As restrições impostas pelo governo de Eduardo Leite à divulgação de dados da área de segurança pública é um retrocesso em relação à transparência que permite à imprensa e aos cidadãos exercerem o papel de fiscais. Não há explicação razoável para a imposição de sigilo de até cem anos para a divulgação de informações de interesse público ou simples curiosidades, como o esquema de proteção a autoridades em determinado período.
A portaria editada em 5 de agosto vai na contramão da Lei de Acesso à Informação (LAI), que trata o sigilo de dados oficiais como exceção e não como regra.
É compreensível que informações sejam preservadas para não atrapalhar o sucesso de uma operação policial, mas não há justificativa para se omitir da sociedade dados como a superlotação de presídios ou o número de policiais em atividade.
Não será ocultando dados sobre a diferença entre número de vagas e de presos amontoados nas cadeias que se conseguirá a necessária transformação do sistema prisional, que hoje não cumpre o papel de ressocializar os condenados pela Justiça.
Ocultar informações sobre número de presos em comparação com a lotação prevista é como tapar o sol com a peneira: a realidade acabará aparecendo pelas frestas. Da mesma forma, qual seria a lógica de não divulgar detalhes da apreensão de armas e drogas em cadeias?
Soa ingênuo imaginar que os bandidos serão menos ousados se não souberem qual é o efetivo policial do Estado ou de uma cidade. Se o objetivo do governo é não alarmar o cidadão, informando que falta efetivo nas ruas, é improvável que funcione.
A percepção de segurança decorre da presença de homens e mulheres nas ruas, com viaturas e armamento adequados. Policiais têm o direito de saber se estão trabalhando com coletes vencidos. Informações pela metade só servirão para a amplificação de boatos, o que em nada contribui para a segurança de quem trabalha.
Aliás
No limite, a portaria do governo que fixa os prazos para a divulgação de informações da área de segurança poderá ser usada para suprimir dados que estão no site da transparência, como a situação funcional dos agentes de segurança e a relação entre ativos e inativos.

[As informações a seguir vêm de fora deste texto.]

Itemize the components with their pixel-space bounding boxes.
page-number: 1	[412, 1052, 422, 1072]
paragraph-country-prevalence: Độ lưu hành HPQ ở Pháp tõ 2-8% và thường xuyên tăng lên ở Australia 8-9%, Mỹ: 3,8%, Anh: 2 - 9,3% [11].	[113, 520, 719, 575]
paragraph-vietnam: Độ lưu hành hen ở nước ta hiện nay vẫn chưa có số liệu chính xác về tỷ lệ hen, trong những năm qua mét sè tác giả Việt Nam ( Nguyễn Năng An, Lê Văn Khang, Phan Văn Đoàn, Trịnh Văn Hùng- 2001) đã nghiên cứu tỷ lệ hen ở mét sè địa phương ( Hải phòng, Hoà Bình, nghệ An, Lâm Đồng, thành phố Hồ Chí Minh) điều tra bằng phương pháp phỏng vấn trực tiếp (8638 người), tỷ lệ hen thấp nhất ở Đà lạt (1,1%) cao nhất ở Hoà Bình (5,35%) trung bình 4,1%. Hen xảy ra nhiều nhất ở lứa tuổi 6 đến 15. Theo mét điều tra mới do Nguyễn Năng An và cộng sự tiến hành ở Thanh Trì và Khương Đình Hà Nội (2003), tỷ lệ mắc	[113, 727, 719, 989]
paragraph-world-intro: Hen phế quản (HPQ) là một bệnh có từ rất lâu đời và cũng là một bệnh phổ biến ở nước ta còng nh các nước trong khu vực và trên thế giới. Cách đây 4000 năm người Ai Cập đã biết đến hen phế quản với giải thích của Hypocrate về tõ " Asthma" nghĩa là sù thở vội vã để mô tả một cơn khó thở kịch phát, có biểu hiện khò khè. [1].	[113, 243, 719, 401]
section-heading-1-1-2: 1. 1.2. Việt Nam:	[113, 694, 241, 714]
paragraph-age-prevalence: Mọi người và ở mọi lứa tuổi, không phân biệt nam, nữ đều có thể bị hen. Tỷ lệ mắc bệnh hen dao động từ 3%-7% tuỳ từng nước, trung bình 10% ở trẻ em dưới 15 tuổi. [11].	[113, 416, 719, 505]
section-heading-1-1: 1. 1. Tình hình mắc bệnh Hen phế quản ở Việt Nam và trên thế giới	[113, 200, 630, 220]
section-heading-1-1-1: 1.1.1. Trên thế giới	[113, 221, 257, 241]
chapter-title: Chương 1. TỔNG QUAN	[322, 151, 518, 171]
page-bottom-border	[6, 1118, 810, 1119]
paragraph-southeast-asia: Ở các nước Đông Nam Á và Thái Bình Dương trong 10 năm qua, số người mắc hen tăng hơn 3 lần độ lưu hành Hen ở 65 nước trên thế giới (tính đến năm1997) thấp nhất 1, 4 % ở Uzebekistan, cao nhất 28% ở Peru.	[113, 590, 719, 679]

Atualização das 21h: A assessoria da Secretaria da Segurança Pública garante que as informações sobre vagas nos presídios e número de presos continuarão sendo publicadas no site da Susepe (www.susepe.rs.gov.br). O comentário de que "não há justificativa para se omitir da sociedade dados como a superlotação de presídios ou o número de policiais em atividade foi feito com base em uma declaração do próprio secretário Ranolfo Vieira Júnior.
_ A grosso modo, nós temos 17 mil vagas de déficit no Estado todo. Mas não seria salutar eu dizer que num presídio X, que cabe 80, eu tenho 380. Isso pode até levar uma organização criminosa a fazer um ataque naquela casa, retirar presos de lá — disse Ranolfo ao repórter Vítor Rosa.
Em relação aos cem anos para divulgação de informações, a assessoria da SSP diz que "os prazos de sigilo não foram inventados pela secretaria". Estão previstos na Lei de Acesso à Informação:
"Art. 31. O tratamento das informações pessoais deve ser feito de forma transparente e com respeito à intimidade, vida privada, honra e imagem das pessoas, bem como às liberdades e garantias individuais.
§ 1º As informações pessoais, a que se refere este artigo, relativas à intimidade, vida privada, honra e imagem:
I - terão seu acesso restrito, independentemente de classificação de sigilo e pelo prazo máximo de 100 (cem) anos a contar da sua data de produção, a agentes públicos legalmente autorizados e à pessoa a que elas se referirem".
A portaria, no entanto, é genérica. Classifica como retritos por cem anos:
- Dados de qualificação e cadastro de dignitários, autoridades e representantes consulares envolvidos em execução de medidas de proteção
- Histórico de registro da ocorrência e boletim de ocorrência
- Informações pessoais do Secretário e/ou demais funcionários da Pasta, e órgãos vinculados
- Prontuários de alunos e ex-alunos das Academias e Escolas da Secretaria da Segurança Pública e dos órgãos vinculados
- Sistema de gestão de recursos humanos da Secretaria e órgãos vinculados.